Capitolo 1
15 dicembre 2014
Nonostante fossero le sette del mattino, il cielo invernale era buio come a notte fonda quando il detective ispettore Kim Stone scese dalla sua Kawasaki Ninja, si tolse il casco e scrutò l’edificio di mattoni e cemento.
La polizia delle West Midlands, il secondo corpo di Inghilterra e Galles per numero di agenti, vegliava su un territorio di quasi due milioni e novecentomila abitanti che includeva le città di Birmingham, Coventry e Wolverhampton, oltre alla sua zona, l’area della Black Country. Il territorio era suddiviso fra dieci unità locali. La stazione di polizia di Halesowen rientrava sotto la giurisdizione dell’unità di Dudley.
Sulla facciata del palazzo a tre piani le finestre buie si alternavano alle luci accese, forti e brillanti. L’ultimo piano era il meno illuminato: come in ogni stazione di polizia, i pezzi grossi stavano in alto e probabilmente a quell’ora erano ancora sotto le coperte. Era così ovunque. E lei avrebbe dovuto saperlo, visto che aveva lavorato in quasi tutti i commissariati della regione. Un caso in uno, un caso nell’altro, a volte per poco tempo, altre più a lungo. Il suo ultimo incarico a West Bromwich era stato più breve del solito. L’avevano chiamata per lavorare a un caso di rapina a mano armata ai danni di un piccolo negozio di frutta e verdura a due vie di distanza dallo stadio del West Bromwich Albion Football Club, The Hawthorns, poiché il detective ispettore che se ne stava occupando aveva avuto un attacco di peritonite. Il fatto risaliva a due giorni prima e i racconti dei testimoni erano alquanto vaghi e confusi.
Con una squadra formata da un sergente e tre agenti aveva passato al setaccio le dichiarazioni, una per una, e alla fine aveva concluso che nessuno dei testimoni aveva visto il colpevole fuggire dalla scena del crimine, con la sola eccezione del figlio del proprietario che si stava recando in negozio per aiutare il padre e aveva fornito l’unica descrizione di cui erano in possesso. Maschio, alto all’incirca un metro e ottanta, jeans scoloriti, giubbino blu e passamontagna nero.

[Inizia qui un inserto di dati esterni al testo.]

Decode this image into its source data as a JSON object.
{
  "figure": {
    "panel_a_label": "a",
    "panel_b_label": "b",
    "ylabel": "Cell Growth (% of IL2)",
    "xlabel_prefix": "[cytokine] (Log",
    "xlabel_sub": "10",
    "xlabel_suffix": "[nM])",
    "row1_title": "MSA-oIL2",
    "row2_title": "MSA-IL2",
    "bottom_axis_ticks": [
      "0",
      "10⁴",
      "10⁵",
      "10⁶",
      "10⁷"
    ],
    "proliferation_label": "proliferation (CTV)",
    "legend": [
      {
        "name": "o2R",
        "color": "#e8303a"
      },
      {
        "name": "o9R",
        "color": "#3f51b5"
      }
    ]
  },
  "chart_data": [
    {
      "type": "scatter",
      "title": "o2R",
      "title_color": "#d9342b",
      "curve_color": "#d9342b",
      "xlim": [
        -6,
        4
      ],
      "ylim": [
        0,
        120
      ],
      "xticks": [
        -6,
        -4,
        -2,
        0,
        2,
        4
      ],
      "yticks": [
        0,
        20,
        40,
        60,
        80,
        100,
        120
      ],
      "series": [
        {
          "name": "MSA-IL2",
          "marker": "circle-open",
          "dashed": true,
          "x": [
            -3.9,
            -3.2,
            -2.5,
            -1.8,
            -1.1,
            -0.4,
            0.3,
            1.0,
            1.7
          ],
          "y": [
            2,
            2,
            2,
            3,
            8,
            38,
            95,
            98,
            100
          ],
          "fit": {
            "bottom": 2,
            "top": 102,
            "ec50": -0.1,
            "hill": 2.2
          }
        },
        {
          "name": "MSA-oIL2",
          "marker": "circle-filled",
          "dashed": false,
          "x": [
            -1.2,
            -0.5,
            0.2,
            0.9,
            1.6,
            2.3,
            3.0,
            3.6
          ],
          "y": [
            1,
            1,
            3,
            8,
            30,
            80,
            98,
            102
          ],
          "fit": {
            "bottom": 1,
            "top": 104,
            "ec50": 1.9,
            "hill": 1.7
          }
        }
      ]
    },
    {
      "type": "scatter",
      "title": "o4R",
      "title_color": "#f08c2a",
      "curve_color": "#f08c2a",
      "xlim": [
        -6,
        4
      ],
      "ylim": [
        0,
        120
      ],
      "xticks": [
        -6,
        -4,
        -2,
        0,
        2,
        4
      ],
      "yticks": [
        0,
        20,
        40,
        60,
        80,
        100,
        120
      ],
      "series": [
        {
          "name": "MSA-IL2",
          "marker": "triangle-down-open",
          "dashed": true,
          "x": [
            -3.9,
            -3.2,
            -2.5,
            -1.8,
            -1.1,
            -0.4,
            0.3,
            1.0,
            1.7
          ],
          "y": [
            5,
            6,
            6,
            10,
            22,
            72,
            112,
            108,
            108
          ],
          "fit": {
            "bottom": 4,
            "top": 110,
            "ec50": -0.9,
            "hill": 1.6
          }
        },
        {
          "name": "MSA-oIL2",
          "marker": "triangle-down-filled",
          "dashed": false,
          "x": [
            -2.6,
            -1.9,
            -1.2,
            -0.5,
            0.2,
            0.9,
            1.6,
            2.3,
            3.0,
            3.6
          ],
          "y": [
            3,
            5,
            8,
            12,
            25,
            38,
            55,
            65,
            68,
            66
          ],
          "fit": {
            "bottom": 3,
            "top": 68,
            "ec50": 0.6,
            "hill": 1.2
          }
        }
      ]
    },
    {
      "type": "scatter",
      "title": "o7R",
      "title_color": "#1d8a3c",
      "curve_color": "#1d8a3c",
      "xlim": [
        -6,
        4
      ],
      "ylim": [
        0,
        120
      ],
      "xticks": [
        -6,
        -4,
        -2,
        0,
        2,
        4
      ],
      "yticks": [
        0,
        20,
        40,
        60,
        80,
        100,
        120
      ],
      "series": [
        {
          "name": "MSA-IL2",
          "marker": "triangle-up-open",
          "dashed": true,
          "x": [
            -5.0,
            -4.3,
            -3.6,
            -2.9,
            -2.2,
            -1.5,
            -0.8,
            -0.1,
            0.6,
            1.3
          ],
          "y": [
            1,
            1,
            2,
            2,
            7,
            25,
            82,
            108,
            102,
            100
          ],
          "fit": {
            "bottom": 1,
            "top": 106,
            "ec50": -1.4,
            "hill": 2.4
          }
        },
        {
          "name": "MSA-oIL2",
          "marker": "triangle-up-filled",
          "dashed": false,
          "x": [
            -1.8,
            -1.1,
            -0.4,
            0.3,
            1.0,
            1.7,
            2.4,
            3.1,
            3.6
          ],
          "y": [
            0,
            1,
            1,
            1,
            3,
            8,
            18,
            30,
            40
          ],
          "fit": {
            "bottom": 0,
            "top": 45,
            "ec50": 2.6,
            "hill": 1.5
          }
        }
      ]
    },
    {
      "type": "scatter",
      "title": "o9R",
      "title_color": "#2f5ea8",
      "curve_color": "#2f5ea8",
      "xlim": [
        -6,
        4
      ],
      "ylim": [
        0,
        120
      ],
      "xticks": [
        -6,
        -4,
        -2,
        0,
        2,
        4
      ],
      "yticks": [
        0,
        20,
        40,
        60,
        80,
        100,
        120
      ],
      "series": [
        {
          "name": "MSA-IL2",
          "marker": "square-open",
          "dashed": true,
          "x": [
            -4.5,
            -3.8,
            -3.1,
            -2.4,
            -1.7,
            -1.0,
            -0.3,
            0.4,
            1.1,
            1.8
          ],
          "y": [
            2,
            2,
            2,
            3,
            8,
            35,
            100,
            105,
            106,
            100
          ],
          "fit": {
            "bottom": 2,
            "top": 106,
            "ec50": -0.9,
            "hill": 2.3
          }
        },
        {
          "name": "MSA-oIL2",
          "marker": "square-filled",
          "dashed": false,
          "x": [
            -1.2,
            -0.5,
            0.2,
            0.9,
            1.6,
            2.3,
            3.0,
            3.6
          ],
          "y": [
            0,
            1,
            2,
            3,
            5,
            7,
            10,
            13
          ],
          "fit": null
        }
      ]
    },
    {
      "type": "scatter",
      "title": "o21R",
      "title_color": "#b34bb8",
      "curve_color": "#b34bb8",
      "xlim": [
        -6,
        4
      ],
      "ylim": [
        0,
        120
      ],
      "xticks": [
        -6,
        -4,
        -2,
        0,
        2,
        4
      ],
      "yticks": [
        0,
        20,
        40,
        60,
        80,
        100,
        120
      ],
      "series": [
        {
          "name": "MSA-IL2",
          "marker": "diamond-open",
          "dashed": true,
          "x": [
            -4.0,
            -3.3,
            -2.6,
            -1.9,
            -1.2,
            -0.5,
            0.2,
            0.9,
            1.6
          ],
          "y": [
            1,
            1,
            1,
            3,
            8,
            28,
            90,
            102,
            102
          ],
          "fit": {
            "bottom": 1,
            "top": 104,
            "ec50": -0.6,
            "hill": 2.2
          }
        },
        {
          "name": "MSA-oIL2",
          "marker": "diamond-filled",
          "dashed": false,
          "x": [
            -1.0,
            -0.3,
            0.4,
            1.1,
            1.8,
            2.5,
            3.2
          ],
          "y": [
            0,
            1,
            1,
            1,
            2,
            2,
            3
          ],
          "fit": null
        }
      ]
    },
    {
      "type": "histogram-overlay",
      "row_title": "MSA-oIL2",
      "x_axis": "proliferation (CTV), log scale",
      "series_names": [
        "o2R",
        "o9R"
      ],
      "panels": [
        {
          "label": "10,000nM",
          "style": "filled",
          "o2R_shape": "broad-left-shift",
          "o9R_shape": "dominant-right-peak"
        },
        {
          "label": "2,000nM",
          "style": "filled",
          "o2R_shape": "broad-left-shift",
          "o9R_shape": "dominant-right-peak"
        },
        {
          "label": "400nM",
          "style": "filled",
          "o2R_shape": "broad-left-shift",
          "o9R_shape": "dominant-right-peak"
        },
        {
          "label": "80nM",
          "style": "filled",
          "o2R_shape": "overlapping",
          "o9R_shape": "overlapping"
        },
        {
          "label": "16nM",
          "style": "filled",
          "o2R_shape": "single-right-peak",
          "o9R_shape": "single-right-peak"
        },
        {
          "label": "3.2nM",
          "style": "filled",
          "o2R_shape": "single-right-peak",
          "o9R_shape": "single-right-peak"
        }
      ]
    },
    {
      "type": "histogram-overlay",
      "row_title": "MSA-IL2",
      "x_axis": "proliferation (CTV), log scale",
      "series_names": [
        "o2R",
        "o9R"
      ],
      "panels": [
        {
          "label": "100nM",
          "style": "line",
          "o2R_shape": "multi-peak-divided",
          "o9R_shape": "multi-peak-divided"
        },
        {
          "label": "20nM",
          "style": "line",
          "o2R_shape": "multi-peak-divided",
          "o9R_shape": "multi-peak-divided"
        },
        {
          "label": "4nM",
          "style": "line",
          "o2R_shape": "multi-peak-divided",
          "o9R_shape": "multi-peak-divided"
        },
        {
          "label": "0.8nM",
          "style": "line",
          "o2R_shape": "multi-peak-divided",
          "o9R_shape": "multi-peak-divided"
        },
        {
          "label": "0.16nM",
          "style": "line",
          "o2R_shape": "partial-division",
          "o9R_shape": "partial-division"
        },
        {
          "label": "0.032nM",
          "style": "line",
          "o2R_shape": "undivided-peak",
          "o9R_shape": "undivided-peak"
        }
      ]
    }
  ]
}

In assenza di una telecamera, Kim si era recata sul luogo della rapina e aveva ispezionato la proprietà. La bottega era l’ultima di una schiera di cinque negozi; una strada stretta a senso unico conduceva al parcheggio posteriore. Anche da lì, oltrepassando un cancello, si poteva accedere al negozio. Il figlio del proprietario, Ricky, l’aveva accompagnata durante il giro di ispezione e le aveva aperto il bagnetto esterno sul retro, umido e ormai dismesso.
Il water era stato tolto e il locale era stato riempito con vecchi scaffali, barattoli di vernice e un paio di sedie. La detective aveva dato una rapida occhiata all’interno e si era rivolta a Ricky.
«E così hai visto quell’uomo ed era…».
«Alto un metro e ottanta circa, jeans, giubbino blu e passamontagna nero».
Kim si massaggiò il mento e annuì. «Simile a quel passamontagna nero laggiù?», gli chiese, indicando un angolo della stanza in cui qualcuno aveva buttato l’indumento di lana, dimenticandosene.
Il volto del giovane si era contratto in un’espressione colpevole e il caso era stato risolto. I criminali occasionali non avevano l’opportunità di affinare la tecnica con il passare degli anni, né di imparare il mestiere. Commettevano errori, erano soggetti a dimenticanze. Erano goffi e nervosi. E quel diciannovenne si era visto negare le sue ottocento sterline per andare a fare baldoria a Ibiza con gli amici, come aveva ammesso in seguito alla stazione di polizia.
Quella sera l’ispettore capo Worthington aveva insistito affinché tutta la squadra lo raggiungesse al The Dog per festeggiare con un brindisi. Kim c’era andata, ma non aveva bevuto. Non toccava mai un goccio d’alcol. Due ore dopo le avevano comunicato di aspettare l’incarico successivo, visto che non faceva più parte della squadra.
Gli altri erano rimasti sorpresi.
Ma non lei.
E adesso stava per fare la conoscenza del secondo ispettore capo nel giro di due settimane.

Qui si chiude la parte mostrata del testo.